Матрене Васильевне было тридцать шесть лет. Бездетная вдова, санитарка центральной районной больницы, она жила по соседству с Захаровыми и иногда просила помочь по хозяйству, на что Ганя всегда легко соглашался. Когда мальчику было шестнадцать лет, между ними начались близкие отношения. Это случилось как бы само собой, морозным январским вечером. Надо было срочно разгрузить воз дров, который привезли почему-то позднее, чем она предполагала. Ганя с Матреной Васильевной быстро справились с этой работой, затем она позвала его пить чай. Когда он сидел за столом, допивая большую чашку горячего ароматного чая с молоком и с вожделением думая о четвертом квадратике печенья «Октябрь», она подошла к нему сзади и спросила, не сильно ли он замерз. Ганя сказал, что уже согрелся. «А я еще нет», – сказала Матрена Васильевна и приобняла его. Мальчик страшно смутился. «Смотри, руки-то у тебя еще не отогрелись», – сказала женщина и положила свои маленькие белые ладошки на его большие красные ручищи с разбитыми суставами. Действительно, зимой у него постоянно мерзли руки, после пребывания на морозе отходили очень медленно, несмотря на теплые заячьи рукавицы. Матрена Васильевна взяла его руку, погладила и неожиданно провела ею по своей груди. Ганю бросило в жар. Такое и раньше с ним случалось, по утрам или во сне. Он встал и, сам удивляясь своей смелости, обнял женщину. Что дальше с ней делать, он понятия не имел. Матрена Васильевна запечатлела на его дрожащих нежных губах поцелуй, скорее дружеский, чем страстный, и повела в спальню. Ганя вышел оттуда через час, слегка оглушенный и ошарашенный. Он был абсолютно счастлив, как в тот день, когда выиграл первенство района. Подошел к столу, съел еще два печенья и стал торопливо одеваться. Она не вышла его провожать.

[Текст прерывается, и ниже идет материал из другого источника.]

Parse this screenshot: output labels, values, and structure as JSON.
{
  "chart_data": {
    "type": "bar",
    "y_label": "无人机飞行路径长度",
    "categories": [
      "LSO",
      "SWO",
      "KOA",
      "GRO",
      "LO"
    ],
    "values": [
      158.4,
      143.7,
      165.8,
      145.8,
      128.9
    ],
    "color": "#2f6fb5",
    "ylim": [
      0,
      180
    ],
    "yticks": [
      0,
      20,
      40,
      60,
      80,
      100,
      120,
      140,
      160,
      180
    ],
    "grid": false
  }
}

С тех пор он время от времени наведывался к ней под разными предлогами. Матрену Васильевну посещали и другие мужчины. Ганя относился к этому факту спокойно. Уж его-то она ждала всегда, ни разу еще не отказывала и всегда кормила вкусным ужином. Только неожиданная смерть дяди приостановила эти геройские вылазки. Однажды в те дни он встретил ее на улице.

– Ганя, зашел бы на днях, – серьезно глядя ему в глаза, сказала Матрена Васильевна.

– Не могу, работы много, – мрачно ответил Ганя, отводя взгляд.

– Может, я сама к вам зайду, – внимательно следя за ним, сказала она.